To answer the main question, Canada is unable to completely separate financially from the United States. They have one of the most interconnected and integrated trading relationships in the world.
However, due to recent events, the Canadian government is striving to diversify its trading relationships.
Their goal is to reduce reliance on the United States government and the financial market it sustains.
America is one of Canada’s largest export markets, and America’s largest source of imports is from Canada, making their economies extremely connected. This means that if one country does well, so does the other. About 25.2% of Canada’s gross domestic product (GDP) is reliant on exports, and about 76% of these exports go to the United States. The main industries that are vulnerable to the dwindling trade between the countries include the automobile, agriculture, and energy sectors. The Canadian and the American economies have been interconnected since the Automotive Products Trade Agreement that was signed in 1965 and the North American Free Trade Agreement (NAFTA), which came into effect on January 1, 1994. Both of these agreements aimed to free up the automotive industry in North America by eliminating tariffs and trade barriers, making the markets more integrated and efficient. Between 2010 and 2017, both markets have been growing at relatively similar rates, but in the last couple of years, the United States’ GDP growth has surpassed Canada’s. This may be due in part to the recent tariffs that President Donald Trump has implemented. These tariffs have caused a decrease in the import of Canadian goods, causing a major loss in Canada’s exports by as much as 27%, one of the worst quarters ever. But these tariffs are just one of the many reasons for such a severe separation of the Canadian and the United States’ economies. One of the main problems for Canada is that it has weaker labour productivity compared to the US, and due to this, financial analysts predict that this trend of growth disparity will continue if Canada doesn’t pivot and adapt; analysts say that Canada’s ability to diversify from the United States economy is reliant on moving away from the export-dependent model.
With the heightened political tensions between Canada and the United States, the Canadian federal government has begun to move away from the export-dependent model and has promised to focus on spending more in areas such as infrastructure, like ports, and expanding production ability. The Canadian government wants to focus on more foreign markets, such as Asia and Europe. Internally, there is also a focus on boosting exploration and innovation in the economic sectors, while also investing in clean energy, electric vehicles, and domestic manufacturing.
The Canadian people are also doing their part to attempt to limit the harmful effects of the tariffs on their economy and prevent their hard-earned money from stimulating the United States economy.

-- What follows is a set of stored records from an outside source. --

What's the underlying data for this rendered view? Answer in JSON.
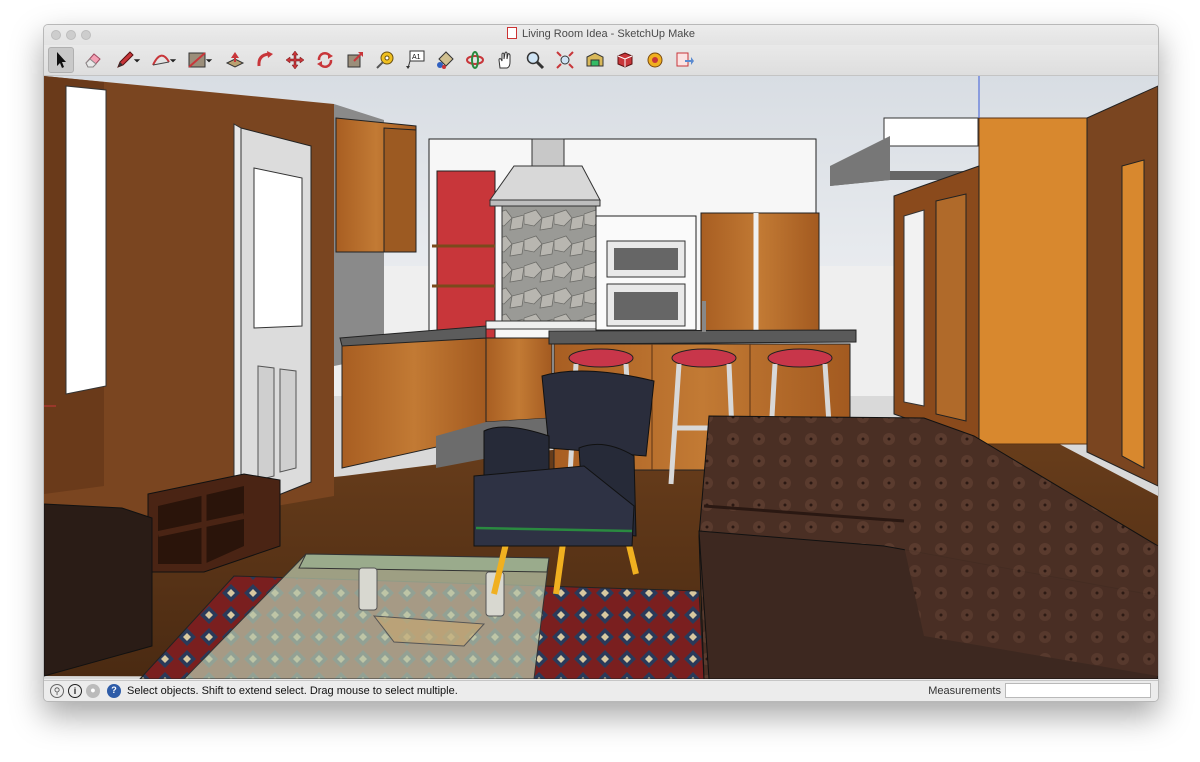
{
  "window": {
    "title": "Living Room Idea - SketchUp Make"
  },
  "toolbar": {
    "tools": [
      {
        "name": "select-tool",
        "label": "Select",
        "active": true
      },
      {
        "name": "eraser-tool",
        "label": "Eraser"
      },
      {
        "name": "pencil-tool",
        "label": "Line"
      },
      {
        "name": "arc-tool",
        "label": "Arc"
      },
      {
        "name": "rectangle-tool",
        "label": "Rectangle"
      },
      {
        "name": "push-pull-tool",
        "label": "Push/Pull"
      },
      {
        "name": "follow-me-tool",
        "label": "Follow Me"
      },
      {
        "name": "move-tool",
        "label": "Move"
      },
      {
        "name": "rotate-tool",
        "label": "Rotate"
      },
      {
        "name": "scale-tool",
        "label": "Scale"
      },
      {
        "name": "tape-measure-tool",
        "label": "Tape Measure"
      },
      {
        "name": "text-tool",
        "label": "Text",
        "glyph": "A1"
      },
      {
        "name": "paint-bucket-tool",
        "label": "Paint Bucket"
      },
      {
        "name": "orbit-tool",
        "label": "Orbit"
      },
      {
        "name": "pan-tool",
        "label": "Pan"
      },
      {
        "name": "zoom-tool",
        "label": "Zoom"
      },
      {
        "name": "zoom-extents-tool",
        "label": "Zoom Extents"
      },
      {
        "name": "3d-warehouse-tool",
        "label": "3D Warehouse"
      },
      {
        "name": "extension-warehouse-tool",
        "label": "Extension Warehouse"
      },
      {
        "name": "share-model-tool",
        "label": "Share Model"
      },
      {
        "name": "send-to-layout-tool",
        "label": "Send to LayOut"
      }
    ]
  },
  "status": {
    "message": "Select objects. Shift to extend select. Drag mouse to select multiple.",
    "measurements_label": "Measurements",
    "measurements_value": ""
  },
  "colors": {
    "accent_red": "#c8363a",
    "wood": "#b56b2c",
    "dark_wall": "#6b3a1c",
    "floor": "#5a3518",
    "sofa": "#3d2820",
    "armchair": "#2a2d3c",
    "chair_legs": "#f0b020"
  }
}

Many Canadians are focused on buying goods made in Canada, boycotting goods made in the US, and limiting travel to the US. Some shoppers have even committed to spending a bit more in order to shop Canadian. There has also been an increase in Canadian-centric merchandise, including “elbows up” and “Canada’s not for sale” merchandise. Many Canadians are also no longer traveling across the border to do their shopping and are focused buying on more domestic and local goods. There has also been a saying coined, the “trade war”, referring to the tariffs imposed on Canadians and the trade talks between President Donald Trump and Prime Minister Mark Carney. Over the summer, the number of Canadians traveling to the United States dropped by 22.1 per cent for air travel and by 33.1 per cent for land travel. Some families have stopped visiting their American counterparts in the United States, and the Americans have started to travel to Canada. The U.S. Travel Association has released a forecast predicting a 3.2 per cent decline in international tourism spending in the country for 2025, causing a loss of 5.7 billion US dollars. The states closest to the border, including Vermont, Maine, and New York, have already felt some losses in regard to tourism since the election. Some companies have attempted to create different incentives or group tours to increase tourism. As the year progresses with many changes implemented, there is an expected economic growth in Canada of about 0.75% for the rest of 2025 and an annual growth with an average of 1.4% for 2026 and 2027. Although the United States relies on fewer of Canada’s imports and exports than Canada does, a lot of tourism comes from Canada to the United States, stimulating the economy, and Canada is the United States’ top supplier of oil, gas, and electricity, so the effects of Canada’s actions may soon be felt.